Personal information
- Full name: Archibald William Campbell McDonald
- Date of birth: 25 December 1882
- Place of birth: Nagambie, Victoria
- Date of death: 20 July 1932 (aged 49)
- Place of death: Melbourne, Victoria

Playing career^{1}
- Years: Club / Games (Goals)
- 1905: Essendon / 1 (0)
- ^{1} Playing statistics correct to the end of 1905.

= Arch McDonald (footballer) =

Australian rules footballer (1882–1932)

Archibald William Campbell McDonald (25 December 1882 – 20 July 1932) was an Australian rules footballer who played for the Essendon Football Club in the Victorian Football League (VFL).

==Family==
===Parents===
The son of Patrick McDonald (1852–1928), and Margaret McDonald (1853–1928), née Figgins, Archibald William Campbell McDonald, one of five boys and three girls, was born on 25 December 1882 in Nagambie, Victoria.

===Siblings===
Two of his brothers, Edwin Patrick "Ted" McDonald (1875–1919), and Fenley John "Fen" McDonald (1891–1915) also played VFL football; Ted, with Essendon, and Fen with both Carlton and Melbourne.
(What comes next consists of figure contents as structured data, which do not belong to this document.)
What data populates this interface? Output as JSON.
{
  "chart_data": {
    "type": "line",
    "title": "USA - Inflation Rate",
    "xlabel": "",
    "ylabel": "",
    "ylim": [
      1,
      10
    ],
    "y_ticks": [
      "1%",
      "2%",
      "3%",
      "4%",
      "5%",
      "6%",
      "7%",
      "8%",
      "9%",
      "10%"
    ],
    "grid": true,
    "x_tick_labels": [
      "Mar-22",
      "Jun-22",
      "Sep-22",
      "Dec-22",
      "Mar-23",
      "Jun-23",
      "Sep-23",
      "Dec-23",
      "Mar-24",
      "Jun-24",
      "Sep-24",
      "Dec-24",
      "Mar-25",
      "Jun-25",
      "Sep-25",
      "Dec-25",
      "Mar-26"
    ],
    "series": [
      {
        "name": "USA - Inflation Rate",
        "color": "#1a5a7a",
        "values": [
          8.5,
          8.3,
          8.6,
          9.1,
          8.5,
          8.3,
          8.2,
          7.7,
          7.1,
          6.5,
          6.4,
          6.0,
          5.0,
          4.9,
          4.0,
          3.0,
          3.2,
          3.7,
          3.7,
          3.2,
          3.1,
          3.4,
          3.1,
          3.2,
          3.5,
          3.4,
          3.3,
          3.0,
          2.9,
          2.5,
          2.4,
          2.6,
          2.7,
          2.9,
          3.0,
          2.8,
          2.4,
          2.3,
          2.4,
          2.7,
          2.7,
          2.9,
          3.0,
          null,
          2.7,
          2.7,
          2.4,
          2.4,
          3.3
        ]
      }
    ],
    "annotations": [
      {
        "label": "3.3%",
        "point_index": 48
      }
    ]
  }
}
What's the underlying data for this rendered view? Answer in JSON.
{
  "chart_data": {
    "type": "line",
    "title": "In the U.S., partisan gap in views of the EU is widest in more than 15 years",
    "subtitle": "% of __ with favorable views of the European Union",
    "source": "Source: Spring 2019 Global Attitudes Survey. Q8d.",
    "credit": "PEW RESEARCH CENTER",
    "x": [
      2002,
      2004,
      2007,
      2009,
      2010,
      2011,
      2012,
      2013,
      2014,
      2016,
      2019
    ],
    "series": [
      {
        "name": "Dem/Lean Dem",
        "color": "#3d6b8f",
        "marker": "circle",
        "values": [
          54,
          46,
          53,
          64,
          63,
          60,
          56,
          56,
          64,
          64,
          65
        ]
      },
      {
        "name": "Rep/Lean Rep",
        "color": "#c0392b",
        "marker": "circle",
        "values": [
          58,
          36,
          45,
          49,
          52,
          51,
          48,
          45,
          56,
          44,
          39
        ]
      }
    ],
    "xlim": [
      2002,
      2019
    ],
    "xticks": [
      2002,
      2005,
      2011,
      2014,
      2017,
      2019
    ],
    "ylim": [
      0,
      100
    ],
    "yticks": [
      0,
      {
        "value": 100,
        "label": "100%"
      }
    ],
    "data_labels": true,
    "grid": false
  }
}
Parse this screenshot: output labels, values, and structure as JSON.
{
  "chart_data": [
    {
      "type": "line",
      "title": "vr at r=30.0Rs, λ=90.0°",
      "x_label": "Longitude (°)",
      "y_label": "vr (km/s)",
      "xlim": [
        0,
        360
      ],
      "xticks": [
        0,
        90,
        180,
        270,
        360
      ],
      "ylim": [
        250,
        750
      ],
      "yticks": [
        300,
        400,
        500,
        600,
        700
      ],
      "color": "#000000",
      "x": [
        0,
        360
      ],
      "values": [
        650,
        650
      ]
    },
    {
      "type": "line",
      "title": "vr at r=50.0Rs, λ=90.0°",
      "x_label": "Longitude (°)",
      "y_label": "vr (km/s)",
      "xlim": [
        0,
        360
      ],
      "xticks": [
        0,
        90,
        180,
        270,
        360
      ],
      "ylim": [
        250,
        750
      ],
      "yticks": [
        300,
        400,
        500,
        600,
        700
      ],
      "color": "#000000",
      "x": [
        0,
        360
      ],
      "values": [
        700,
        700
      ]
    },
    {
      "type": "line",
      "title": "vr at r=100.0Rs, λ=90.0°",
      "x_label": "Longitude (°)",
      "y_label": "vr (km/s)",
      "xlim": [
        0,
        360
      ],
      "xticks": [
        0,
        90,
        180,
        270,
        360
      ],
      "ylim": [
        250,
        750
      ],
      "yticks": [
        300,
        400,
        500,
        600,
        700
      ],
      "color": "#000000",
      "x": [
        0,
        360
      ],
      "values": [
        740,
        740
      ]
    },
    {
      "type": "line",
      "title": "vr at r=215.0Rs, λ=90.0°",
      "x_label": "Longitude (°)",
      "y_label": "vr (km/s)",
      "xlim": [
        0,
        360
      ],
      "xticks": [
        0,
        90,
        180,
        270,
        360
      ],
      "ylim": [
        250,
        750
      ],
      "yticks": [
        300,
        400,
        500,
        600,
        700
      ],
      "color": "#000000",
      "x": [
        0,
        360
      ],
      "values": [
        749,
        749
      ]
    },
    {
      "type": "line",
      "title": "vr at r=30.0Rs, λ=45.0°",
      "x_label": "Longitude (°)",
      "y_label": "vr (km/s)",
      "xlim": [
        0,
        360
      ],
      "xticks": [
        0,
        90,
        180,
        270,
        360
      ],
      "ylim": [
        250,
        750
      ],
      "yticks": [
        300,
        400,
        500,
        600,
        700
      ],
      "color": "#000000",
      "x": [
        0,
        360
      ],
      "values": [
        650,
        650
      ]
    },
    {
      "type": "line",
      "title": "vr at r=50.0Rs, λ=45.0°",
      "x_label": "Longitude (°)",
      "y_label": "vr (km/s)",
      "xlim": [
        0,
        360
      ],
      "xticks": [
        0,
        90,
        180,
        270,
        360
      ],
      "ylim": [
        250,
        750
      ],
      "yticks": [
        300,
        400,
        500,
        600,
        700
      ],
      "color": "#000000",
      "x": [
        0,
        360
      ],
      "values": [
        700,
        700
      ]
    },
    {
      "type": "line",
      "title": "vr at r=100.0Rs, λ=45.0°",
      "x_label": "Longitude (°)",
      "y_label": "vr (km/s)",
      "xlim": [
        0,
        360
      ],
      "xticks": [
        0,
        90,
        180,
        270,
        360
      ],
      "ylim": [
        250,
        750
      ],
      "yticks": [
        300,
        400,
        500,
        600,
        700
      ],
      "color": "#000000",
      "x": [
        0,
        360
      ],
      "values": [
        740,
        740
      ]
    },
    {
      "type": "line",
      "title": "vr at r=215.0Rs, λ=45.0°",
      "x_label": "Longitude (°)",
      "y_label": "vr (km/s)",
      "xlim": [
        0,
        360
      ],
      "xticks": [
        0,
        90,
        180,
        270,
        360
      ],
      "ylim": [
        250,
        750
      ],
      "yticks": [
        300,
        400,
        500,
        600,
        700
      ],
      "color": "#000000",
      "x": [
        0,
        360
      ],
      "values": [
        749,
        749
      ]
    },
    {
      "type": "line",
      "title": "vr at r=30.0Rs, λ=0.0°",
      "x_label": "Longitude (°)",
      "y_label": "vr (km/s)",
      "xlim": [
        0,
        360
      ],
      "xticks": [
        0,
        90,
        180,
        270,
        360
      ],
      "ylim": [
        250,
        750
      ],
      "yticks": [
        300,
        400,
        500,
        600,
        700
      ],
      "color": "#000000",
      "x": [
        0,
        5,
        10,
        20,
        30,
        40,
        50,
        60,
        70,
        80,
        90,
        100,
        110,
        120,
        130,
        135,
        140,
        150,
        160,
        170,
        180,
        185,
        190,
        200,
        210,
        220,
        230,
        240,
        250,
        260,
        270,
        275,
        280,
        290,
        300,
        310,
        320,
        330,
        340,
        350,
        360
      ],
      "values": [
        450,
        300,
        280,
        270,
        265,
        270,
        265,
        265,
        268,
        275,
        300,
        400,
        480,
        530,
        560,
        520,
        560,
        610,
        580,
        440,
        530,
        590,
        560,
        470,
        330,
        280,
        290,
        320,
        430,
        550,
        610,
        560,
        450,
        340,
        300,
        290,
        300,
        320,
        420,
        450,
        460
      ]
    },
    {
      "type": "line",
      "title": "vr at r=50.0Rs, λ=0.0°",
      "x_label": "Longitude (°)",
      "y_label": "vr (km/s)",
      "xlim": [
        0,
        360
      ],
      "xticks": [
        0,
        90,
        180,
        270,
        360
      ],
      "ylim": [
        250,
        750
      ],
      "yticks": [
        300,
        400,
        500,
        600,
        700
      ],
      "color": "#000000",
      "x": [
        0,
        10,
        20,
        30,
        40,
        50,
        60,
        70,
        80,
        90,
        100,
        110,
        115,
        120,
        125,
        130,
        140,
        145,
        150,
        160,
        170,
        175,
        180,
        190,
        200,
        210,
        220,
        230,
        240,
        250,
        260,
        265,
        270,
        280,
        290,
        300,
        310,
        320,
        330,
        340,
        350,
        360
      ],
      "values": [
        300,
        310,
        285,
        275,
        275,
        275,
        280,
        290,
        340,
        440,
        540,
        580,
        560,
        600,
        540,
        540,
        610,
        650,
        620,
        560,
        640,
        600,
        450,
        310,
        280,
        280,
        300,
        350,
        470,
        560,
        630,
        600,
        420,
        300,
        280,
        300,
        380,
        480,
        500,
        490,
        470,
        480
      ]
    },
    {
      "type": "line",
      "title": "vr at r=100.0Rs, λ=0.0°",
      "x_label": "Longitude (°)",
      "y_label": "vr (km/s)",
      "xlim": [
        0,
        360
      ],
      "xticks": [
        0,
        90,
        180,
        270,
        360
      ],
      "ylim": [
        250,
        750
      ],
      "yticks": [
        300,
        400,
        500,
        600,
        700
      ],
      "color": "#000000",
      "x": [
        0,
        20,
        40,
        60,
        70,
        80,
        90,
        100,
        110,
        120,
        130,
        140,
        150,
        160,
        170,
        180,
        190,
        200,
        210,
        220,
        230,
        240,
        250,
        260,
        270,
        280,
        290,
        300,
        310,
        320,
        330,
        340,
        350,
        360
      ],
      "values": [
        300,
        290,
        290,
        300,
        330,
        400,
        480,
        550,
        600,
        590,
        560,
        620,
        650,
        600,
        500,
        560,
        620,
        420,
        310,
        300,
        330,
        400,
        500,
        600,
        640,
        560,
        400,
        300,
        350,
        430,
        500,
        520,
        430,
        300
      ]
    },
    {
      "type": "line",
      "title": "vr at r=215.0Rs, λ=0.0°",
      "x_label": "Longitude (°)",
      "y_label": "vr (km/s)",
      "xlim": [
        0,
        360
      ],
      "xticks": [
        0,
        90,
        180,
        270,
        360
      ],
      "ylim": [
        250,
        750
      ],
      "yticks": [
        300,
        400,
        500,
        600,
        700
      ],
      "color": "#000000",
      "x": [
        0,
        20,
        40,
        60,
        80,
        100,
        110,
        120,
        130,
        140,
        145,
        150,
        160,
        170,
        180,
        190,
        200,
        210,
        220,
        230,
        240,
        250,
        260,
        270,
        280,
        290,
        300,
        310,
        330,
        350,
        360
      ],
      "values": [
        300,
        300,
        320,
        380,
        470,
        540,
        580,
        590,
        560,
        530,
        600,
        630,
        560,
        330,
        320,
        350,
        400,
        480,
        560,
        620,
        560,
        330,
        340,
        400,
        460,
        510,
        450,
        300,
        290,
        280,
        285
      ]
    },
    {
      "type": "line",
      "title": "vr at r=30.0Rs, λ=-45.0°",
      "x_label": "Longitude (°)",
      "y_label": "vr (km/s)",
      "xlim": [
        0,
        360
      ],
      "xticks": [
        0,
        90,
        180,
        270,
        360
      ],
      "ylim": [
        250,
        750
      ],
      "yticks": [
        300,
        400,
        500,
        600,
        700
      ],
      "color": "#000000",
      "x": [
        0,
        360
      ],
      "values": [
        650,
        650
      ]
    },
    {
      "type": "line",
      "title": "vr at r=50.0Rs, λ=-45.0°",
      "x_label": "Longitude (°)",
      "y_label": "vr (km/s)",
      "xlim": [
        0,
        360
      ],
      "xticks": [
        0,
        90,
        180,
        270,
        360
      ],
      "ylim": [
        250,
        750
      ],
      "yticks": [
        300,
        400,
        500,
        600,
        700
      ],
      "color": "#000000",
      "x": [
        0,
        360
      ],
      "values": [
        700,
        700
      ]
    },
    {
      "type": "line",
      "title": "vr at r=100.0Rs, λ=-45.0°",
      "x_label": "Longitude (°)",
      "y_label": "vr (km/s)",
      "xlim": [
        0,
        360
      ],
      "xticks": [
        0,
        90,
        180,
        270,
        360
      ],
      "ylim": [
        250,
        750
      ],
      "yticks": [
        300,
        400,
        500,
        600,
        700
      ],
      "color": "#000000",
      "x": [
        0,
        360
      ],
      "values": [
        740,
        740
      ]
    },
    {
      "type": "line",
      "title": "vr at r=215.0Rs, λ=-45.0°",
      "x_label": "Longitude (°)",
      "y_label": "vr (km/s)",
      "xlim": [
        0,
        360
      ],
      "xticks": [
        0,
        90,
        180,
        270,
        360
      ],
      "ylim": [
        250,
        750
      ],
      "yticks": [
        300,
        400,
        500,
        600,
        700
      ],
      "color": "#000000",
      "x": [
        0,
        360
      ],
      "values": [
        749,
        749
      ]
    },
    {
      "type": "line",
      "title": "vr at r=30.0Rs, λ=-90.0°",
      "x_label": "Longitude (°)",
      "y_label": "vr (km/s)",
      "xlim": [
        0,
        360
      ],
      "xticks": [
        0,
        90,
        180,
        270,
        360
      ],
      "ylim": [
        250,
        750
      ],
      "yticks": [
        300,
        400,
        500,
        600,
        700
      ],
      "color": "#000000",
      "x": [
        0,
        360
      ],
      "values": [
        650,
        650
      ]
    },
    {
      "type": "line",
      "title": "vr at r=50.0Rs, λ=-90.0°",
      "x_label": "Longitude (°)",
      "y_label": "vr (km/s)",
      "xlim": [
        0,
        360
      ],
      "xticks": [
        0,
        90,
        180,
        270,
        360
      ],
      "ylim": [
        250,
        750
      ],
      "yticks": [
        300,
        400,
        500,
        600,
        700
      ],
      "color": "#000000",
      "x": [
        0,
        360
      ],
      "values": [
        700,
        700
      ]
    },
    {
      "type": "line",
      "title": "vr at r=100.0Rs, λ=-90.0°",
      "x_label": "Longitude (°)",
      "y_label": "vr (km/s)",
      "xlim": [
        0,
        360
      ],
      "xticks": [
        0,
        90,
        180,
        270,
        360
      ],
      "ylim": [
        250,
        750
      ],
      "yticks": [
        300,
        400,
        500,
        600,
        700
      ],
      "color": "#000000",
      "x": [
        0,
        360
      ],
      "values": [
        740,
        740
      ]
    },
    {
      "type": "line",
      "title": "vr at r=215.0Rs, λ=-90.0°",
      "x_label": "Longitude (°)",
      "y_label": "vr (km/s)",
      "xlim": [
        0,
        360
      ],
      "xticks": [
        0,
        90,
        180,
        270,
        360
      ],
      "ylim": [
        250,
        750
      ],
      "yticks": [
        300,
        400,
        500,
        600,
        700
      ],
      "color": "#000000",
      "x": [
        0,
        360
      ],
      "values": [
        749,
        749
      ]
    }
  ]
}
Fen enlisted in the First AIF, and was killed in action during the landing at Anzac Cove, Gallipoli, in Turkey on 25 April 1915. Another brother, Stanley David McDonald (1888–1945), also served in the First AIF, enlisting on 20 May 1915, before the news of Fen's death had reached his family.

Arch married Susan Lillian Patten (1884–1972) in 1910.

==Football==
Arch and Ted played together in their only game with the Essendon First XVIII: the last match of the season, against Fitzroy, at the East Melbourne Cricket Ground, on 9 September 1905.

==Death==
He died in Melbourne on 20 July 1932.